Of the apps I have tested on the iPad, I’d definitely rate PDF Expert the best. It has added a lot of features, but it keeps a clean and intuitive interface which makes it easy to use. (I’d rate GoodReader number two, but it has a complex interface that only a developer could love.) PDF Expert has a large number of devoted followers who rave about it. It is rated 4-1/2 stars out of 5 on the iTunes App Store.
PDF Publishing on Tablets Is Still Immature
Just remember the warnings I gave in my earlier postings this year: Expecting to publish an interactive PDF with buttons, lots of interactivity, or media isn’t yet practical yet. Most users probably still use simple apps like iBooks which have limited to no capability to handle interactivity. Keep any projects you plan to distribute to tablets using PDF very simple. Links usually work, most interactivity will not work.

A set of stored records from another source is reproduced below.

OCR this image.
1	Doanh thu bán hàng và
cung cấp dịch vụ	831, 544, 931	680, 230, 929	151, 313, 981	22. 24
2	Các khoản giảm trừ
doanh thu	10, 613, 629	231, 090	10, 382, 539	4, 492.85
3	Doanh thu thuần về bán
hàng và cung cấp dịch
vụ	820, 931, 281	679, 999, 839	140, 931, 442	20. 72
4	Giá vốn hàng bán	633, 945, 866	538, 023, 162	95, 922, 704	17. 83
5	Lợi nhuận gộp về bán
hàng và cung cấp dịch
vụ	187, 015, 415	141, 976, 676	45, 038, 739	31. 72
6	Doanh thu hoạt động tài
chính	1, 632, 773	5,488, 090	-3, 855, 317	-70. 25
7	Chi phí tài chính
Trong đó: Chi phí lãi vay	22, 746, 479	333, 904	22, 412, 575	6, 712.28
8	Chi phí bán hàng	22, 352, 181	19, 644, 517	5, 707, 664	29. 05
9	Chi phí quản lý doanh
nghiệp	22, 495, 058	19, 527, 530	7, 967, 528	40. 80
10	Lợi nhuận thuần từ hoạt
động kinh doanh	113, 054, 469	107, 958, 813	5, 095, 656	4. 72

Also keep in mind that using PDF readers on tablet devices will also not properly preview print-related features features like overprinting. Eddy Hagen of the VIGC (Flemish Innovation Center for Graphic Communications) points to PDF viewer tests they did on multiple devices. His conclusion: “Reader can not be trusted for print related work on any tablet.” I just tested both PDF Expert 4.1 and Adobe Reader 10.3, and that’s still true.